An index representing a plain-vanilla, 60% stocks / 40% bonds...is up nearly 9% in six weeks.
A reasonable expected return each year for such a portfolio is more like 7%.
Meaning the return in the last six weeks is approximately 900% of the return you would expect in any given six-week period. As I wrote earlier this year:
Small hinges swing big doors. Prices are brutish, irreverent, and unsympathetic to investors putzing about on the sidelines.
Market-timers will often find themselves momentarily better off for having actively traded their portfolio based on illogical whims.
But at some point the music stops, and stocks never look back again.

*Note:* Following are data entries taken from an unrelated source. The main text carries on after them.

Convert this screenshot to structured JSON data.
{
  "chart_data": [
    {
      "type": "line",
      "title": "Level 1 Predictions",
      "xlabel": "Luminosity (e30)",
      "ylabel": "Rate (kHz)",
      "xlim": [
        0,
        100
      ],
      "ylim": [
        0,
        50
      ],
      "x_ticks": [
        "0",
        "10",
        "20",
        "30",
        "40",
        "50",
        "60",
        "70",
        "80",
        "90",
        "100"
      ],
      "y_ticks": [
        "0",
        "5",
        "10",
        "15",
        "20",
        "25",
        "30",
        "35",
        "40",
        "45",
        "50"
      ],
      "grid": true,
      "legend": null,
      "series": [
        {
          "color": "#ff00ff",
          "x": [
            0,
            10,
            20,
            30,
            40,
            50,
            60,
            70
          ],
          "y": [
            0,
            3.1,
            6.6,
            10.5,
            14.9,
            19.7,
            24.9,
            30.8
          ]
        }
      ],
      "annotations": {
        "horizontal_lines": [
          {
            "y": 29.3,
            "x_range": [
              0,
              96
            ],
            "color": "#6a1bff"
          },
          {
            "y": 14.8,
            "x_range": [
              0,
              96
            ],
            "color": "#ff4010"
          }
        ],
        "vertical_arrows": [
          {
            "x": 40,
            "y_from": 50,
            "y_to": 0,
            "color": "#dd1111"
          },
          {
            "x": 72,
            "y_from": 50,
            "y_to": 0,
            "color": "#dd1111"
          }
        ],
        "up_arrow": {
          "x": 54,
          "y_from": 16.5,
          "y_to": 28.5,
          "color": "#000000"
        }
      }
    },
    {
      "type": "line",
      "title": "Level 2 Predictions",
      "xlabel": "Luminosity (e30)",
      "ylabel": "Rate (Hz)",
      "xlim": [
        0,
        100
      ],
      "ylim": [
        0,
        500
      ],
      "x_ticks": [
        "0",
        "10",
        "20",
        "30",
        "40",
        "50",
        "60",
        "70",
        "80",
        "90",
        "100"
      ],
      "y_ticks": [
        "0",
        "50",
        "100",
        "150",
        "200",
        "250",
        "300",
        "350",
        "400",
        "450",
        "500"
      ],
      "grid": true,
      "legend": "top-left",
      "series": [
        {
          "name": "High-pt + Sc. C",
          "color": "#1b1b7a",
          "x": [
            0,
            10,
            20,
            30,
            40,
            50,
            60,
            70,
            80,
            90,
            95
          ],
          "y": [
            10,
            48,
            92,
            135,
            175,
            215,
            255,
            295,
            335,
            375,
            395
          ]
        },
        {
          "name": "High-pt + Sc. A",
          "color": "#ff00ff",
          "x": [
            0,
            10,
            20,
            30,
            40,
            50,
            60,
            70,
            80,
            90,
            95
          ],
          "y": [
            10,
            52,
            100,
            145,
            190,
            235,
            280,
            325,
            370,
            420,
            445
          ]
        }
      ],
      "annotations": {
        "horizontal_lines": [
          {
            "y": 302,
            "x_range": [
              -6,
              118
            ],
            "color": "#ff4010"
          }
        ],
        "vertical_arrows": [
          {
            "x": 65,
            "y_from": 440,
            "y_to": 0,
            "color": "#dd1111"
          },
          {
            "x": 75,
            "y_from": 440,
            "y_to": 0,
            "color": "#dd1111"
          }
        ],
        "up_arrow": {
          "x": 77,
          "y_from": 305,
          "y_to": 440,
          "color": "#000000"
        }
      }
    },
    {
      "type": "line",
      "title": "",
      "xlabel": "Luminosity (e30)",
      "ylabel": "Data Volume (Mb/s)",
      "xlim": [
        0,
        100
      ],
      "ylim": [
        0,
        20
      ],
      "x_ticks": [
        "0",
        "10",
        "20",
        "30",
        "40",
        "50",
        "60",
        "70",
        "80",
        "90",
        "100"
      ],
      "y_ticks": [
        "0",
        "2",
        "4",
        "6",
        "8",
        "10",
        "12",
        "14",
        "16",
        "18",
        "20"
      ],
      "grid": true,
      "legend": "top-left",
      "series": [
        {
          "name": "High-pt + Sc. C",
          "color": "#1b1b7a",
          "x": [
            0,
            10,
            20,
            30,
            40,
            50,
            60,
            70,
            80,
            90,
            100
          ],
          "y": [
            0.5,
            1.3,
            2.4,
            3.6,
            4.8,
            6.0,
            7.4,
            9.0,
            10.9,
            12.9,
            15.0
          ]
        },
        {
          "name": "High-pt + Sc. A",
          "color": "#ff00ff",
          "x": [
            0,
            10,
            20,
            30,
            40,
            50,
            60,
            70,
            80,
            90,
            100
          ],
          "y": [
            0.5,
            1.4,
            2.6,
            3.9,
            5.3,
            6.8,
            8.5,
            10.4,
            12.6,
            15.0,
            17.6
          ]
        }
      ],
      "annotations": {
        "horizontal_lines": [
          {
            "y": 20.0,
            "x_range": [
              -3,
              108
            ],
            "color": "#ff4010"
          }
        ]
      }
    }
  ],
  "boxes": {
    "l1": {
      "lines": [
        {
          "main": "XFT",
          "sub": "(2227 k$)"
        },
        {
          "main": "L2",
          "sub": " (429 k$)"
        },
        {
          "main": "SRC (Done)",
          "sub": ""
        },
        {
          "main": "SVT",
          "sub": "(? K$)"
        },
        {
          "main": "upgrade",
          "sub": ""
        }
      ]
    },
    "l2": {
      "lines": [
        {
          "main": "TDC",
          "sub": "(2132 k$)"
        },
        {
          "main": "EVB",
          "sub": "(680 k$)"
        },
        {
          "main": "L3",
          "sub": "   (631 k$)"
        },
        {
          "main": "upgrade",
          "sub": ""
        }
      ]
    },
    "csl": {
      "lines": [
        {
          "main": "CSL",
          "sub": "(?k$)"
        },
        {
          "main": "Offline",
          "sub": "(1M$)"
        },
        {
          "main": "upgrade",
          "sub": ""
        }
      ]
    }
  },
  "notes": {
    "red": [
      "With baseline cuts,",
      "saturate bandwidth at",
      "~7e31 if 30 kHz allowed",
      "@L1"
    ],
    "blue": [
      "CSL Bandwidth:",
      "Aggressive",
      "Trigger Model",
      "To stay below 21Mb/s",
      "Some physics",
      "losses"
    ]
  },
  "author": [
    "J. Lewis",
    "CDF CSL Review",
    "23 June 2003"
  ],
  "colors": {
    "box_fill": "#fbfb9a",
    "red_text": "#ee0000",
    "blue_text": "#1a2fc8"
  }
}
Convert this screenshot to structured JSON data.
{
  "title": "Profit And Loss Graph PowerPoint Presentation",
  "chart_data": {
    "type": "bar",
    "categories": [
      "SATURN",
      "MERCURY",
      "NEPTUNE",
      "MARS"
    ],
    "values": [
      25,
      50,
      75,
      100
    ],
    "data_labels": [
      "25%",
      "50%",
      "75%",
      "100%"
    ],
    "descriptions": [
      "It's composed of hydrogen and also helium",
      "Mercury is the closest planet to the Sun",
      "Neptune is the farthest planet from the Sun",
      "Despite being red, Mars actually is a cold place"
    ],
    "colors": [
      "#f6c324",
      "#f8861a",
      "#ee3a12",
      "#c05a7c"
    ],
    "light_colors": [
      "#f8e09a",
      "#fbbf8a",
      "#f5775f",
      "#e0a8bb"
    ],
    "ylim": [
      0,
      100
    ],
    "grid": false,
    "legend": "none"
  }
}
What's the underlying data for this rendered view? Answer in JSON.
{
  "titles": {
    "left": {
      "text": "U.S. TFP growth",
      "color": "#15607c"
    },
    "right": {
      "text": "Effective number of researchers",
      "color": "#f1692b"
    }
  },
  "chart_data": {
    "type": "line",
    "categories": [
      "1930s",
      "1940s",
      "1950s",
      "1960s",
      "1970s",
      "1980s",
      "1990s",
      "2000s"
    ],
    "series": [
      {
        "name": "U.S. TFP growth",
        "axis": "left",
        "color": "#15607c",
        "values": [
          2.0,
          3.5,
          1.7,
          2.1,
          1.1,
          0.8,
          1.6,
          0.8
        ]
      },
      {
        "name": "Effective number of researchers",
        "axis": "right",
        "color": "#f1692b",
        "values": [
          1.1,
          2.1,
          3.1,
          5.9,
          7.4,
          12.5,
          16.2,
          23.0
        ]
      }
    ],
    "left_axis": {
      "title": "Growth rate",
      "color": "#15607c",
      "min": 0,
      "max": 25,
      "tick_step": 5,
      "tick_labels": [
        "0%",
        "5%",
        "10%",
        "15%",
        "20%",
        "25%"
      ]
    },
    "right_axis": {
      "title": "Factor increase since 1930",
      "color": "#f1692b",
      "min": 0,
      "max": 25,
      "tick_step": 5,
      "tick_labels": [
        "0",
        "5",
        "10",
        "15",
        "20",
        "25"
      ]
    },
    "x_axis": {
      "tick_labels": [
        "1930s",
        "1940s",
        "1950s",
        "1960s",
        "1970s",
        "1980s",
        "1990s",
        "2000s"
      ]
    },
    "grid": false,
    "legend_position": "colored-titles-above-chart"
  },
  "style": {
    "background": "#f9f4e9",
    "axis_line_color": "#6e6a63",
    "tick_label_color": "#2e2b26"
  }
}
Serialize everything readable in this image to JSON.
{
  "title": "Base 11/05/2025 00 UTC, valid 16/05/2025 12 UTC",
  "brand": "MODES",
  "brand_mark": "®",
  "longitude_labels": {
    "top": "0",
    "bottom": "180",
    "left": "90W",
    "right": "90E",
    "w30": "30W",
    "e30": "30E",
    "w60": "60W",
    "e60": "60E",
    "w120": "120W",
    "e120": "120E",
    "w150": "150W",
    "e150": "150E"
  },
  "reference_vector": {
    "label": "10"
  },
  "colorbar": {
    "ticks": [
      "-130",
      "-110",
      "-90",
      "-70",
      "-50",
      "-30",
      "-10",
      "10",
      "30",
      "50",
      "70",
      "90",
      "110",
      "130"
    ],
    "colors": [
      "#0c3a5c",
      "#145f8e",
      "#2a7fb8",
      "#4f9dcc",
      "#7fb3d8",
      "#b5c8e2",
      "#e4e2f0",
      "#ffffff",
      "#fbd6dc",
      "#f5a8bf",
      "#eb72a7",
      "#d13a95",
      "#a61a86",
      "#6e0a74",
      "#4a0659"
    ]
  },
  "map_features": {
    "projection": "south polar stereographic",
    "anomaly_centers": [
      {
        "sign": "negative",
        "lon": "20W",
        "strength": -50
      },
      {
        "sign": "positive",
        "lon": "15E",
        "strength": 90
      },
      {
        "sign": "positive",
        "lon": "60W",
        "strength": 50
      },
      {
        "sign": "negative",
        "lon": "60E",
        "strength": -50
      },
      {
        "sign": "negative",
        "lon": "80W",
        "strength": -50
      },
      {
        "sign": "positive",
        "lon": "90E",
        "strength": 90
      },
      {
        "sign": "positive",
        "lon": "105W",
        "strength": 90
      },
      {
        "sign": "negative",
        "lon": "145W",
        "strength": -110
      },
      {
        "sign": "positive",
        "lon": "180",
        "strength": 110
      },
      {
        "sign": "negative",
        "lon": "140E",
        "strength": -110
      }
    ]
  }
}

On expectation, of course markets will cool off at some point. Nothing goes up forever. But no one knows when this rally will lose steam, and it is certainly possible, much like March 9, 2009, that we never turn back again.
Back then, though, March 9 was just a volatile Monday. Prices had steeply declined — some investors thought the world was ending and others licked their lips. But it wasn't noteworthy yet. It was only the unknown future unraveling that crowned March 9 as historic.
October 26, 2023, just six weeks ago, was just a Friday. But it may similarly turn out to be the Friday.
These inflection points immeasurably change lives, and the grade an investor receives determines the type of life their family can afford. There are no minor leagues for money.
It has to be that way.
If you take one thing away from markets reaching all-time highs again, let it be that the emotional and behavioral side of investing are as critical as technical expertise.
Many investors who missed out on this rally will feel the need to jump into the market right now due simply to FOMO and regret.
But there is a chance that Friday, October 26, 2023 doesn't go down in history books. The market may turn right back around and crash through the floor set that day. And those people who missed out recently, only now to buy back in after the market rally, may end up experiencing none of the upside and yet the full brunt of the pullback.
It has to be that way.
Investors cannot just be given free returns for owning risky assets. Those returns will always be earned, and only by implemening the right portfolio consistently — every single day, every single six-week period, every single year — do investors have the highest probability of achieving the long-term returns that risky assets have historically delivered.
The anxiety of investing any other way is crippling. If you've missed this rally, you know. I feel for you. Forgive yourself quickly and right ship. Nearly every investor has major regrets — make this your last. Whether on your own or with professional guidance, implement a strategy that you can stick with regardless of whether October 26, 2023 gets written into history books or not.
For those fortunate to have experienced the full breadth of this rally, you should be exploring potential rebalancing opportunities. Ultrashort-term, risk-free assets still guarantee 5%+. Your riskier assets have recently delivered outsized returns, and your desired balance between an appropriate mix of these two categories is possibly at an imbalance given recent moves.
For about 700 days, I have used careful language to describe the resiliency of markets. I have never promised a future recovery, only described its near inevitability at an unknown future time.
In encouraging investors to stay disciplined, I have offered this sentiment:
Every historical market downturn has recovered, except the one we are in. But there's no reason to think this time is special.
And it wasn't. And it has always been that way.